Antik Yunan filozoflarından Epikuros, teologların ve filozofların binlerce yıldır aklını kurcalayan ve “Kötülük Sorunu” olarak bilinen bir konuyu gündeme getirmişti: Tanrı varsa, yeryüzünde neden kötülük vardır? Tanrı iddia edildiği gibi güçlü, her şeye hakim ve mükemmel ise, yeryüzündeki kötülükleri neden engellememektedir? Kötü olduğu için mi, yoksa zayıf olduğu ve aslında böyle bir gücü olmadığı için mi? Kötülük ve zayıflık genellikle tanrıya atfedilen özellikler olmadığına, tanrının tanımına aykırı olduğuna göre, burada bir sorun var demektir. Yaşamda var olan kötülükler ve çekilen acılar ile tanrının varlığı iddiası bağdaşmamaktadır.

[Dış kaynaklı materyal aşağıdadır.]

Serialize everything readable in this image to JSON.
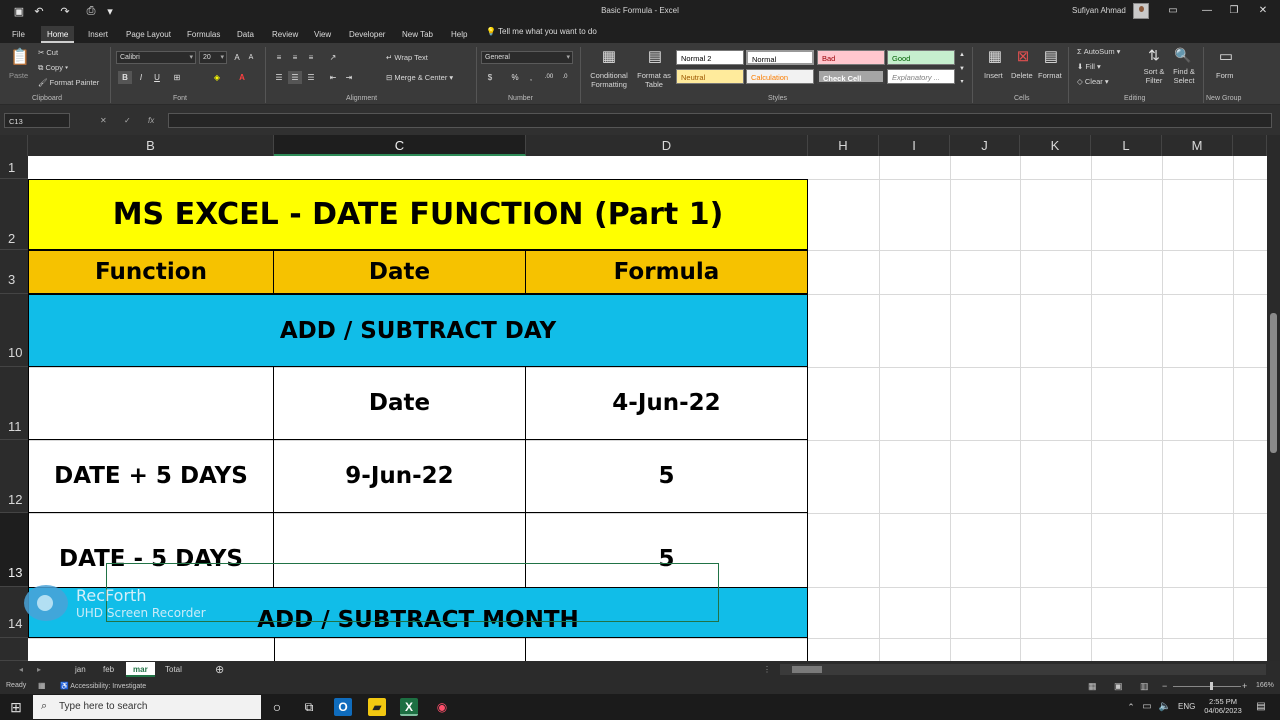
{
  "window": {
    "title": "Basic Formula  -  Excel",
    "user": "Sufiyan Ahmad"
  },
  "ribbon_tabs": [
    "File",
    "Home",
    "Insert",
    "Page Layout",
    "Formulas",
    "Data",
    "Review",
    "Developer",
    "New Tab",
    "Help"
  ],
  "tell_me": "Tell me what you want to do",
  "ribbon": {
    "clipboard": {
      "label": "Clipboard",
      "paste": "Paste",
      "cut": "Cut",
      "copy": "Copy",
      "format_painter": "Format Painter"
    },
    "font": {
      "label": "Font",
      "name": "Calibri",
      "size": "20"
    },
    "alignment": {
      "label": "Alignment",
      "wrap": "Wrap Text",
      "merge": "Merge & Center"
    },
    "number": {
      "label": "Number",
      "format": "General"
    },
    "styles": {
      "label": "Styles",
      "conditional": "Conditional Formatting",
      "format_as_table": "Format as Table",
      "cells": [
        {
          "name": "Normal 2",
          "bg": "#ffffff",
          "fg": "#000000"
        },
        {
          "name": "Normal",
          "bg": "#ffffff",
          "fg": "#000000"
        },
        {
          "name": "Bad",
          "bg": "#ffc7ce",
          "fg": "#9c0006"
        },
        {
          "name": "Good",
          "bg": "#c6efce",
          "fg": "#006100"
        },
        {
          "name": "Neutral",
          "bg": "#ffeb9c",
          "fg": "#9c5700"
        },
        {
          "name": "Calculation",
          "bg": "#f2f2f2",
          "fg": "#fa7d00"
        },
        {
          "name": "Check Cell",
          "bg": "#a5a5a5",
          "fg": "#ffffff"
        },
        {
          "name": "Explanatory ...",
          "bg": "#ffffff",
          "fg": "#7f7f7f"
        }
      ]
    },
    "cells_group": {
      "label": "Cells",
      "insert": "Insert",
      "delete": "Delete",
      "format": "Format"
    },
    "editing": {
      "label": "Editing",
      "autosum": "AutoSum",
      "fill": "Fill",
      "clear": "Clear",
      "sort": "Sort & Filter",
      "find": "Find & Select"
    },
    "new_group": {
      "label": "New Group",
      "form": "Form"
    }
  },
  "name_box": "C13",
  "columns": [
    "B",
    "C",
    "D",
    "H",
    "I",
    "J",
    "K",
    "L",
    "M"
  ],
  "rows": [
    "1",
    "2",
    "3",
    "10",
    "11",
    "12",
    "13",
    "14"
  ],
  "sheet": {
    "title": "MS EXCEL - DATE FUNCTION (Part 1)",
    "headers": [
      "Function",
      "Date",
      "Formula"
    ],
    "section1": "ADD / SUBTRACT DAY",
    "r11": [
      "",
      "Date",
      "4-Jun-22"
    ],
    "r12": [
      "DATE + 5 DAYS",
      "9-Jun-22",
      "5"
    ],
    "r13": [
      "DATE - 5 DAYS",
      "",
      "5"
    ],
    "section2": "ADD / SUBTRACT MONTH",
    "colors": {
      "title_bg": "#ffff00",
      "header_bg": "#f6c200",
      "section_bg": "#11bde8"
    }
  },
  "sheet_tabs": [
    "jan",
    "feb",
    "mar",
    "Total"
  ],
  "active_sheet": "mar",
  "status": {
    "ready": "Ready",
    "accessibility": "Accessibility: Investigate",
    "zoom": "166%"
  },
  "taskbar": {
    "search_placeholder": "Type here to search",
    "time": "2:55 PM",
    "date": "04/06/2023",
    "lang": "ENG"
  },
  "watermark": {
    "title": "RecForth",
    "subtitle": "UHD Screen Recorder"
  }
}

Gerçi Epikuros bu düşünceyi tektanrıcılığın yaygınlaşmaya başlamasından önce, çoktanrıcı bir kültürel ortamda dile getirmişti. Ancak bu düşünce daha sonra tektanrıcı ortamlarda da ele alındı, tektanrıcılığın Tanrı kavramına da uyarlandı, teologlar ve filozoflar Epikuros’un bu çıkışı ile hesaplaşmak gereği duydular. Önce Hıristiyanlık daha sonra İslam dininin doğuşu ile birlikte felsefe tektanrıcı dinlerin etkisi altına girdi ve bu dönemde, özellikle Orta Çağ’da ve onu takip eden yüzyıllarda filozoflar ve teologlar bu soruna şöyle yanıt verdiler: Tanrı insanı özgür bir irade ile iyilik ve kötülük arasında seçim yapacak biçimde yaratmıştır. Ruh ölümsüzdür, bu dünya ise geçicidir. Bu dünya ve yaşam bir sınavdır. Seçimlerimizin kötü olması durumunda Tanrı bizi cezalandırıp cehenneme gönderir, iyi olması durumunda ise cennete gönderir. Bazı doğal afetlerde söz konusu olduğu gibi, insanların eylem ve seçimleri sonucunda ortaya çıkmayan kaçınılmaz acılara ise yine kötü gözle bakmamalıyız. Tanrı mükemmel olduğuna göre, bunlar kötülük göstergesi olamaz, bunlar bize kötü görünse de, ilahi ve nihai boyutta bunlar da Tanrı’nın iyi niyeti kapsamında olan şeylerdir.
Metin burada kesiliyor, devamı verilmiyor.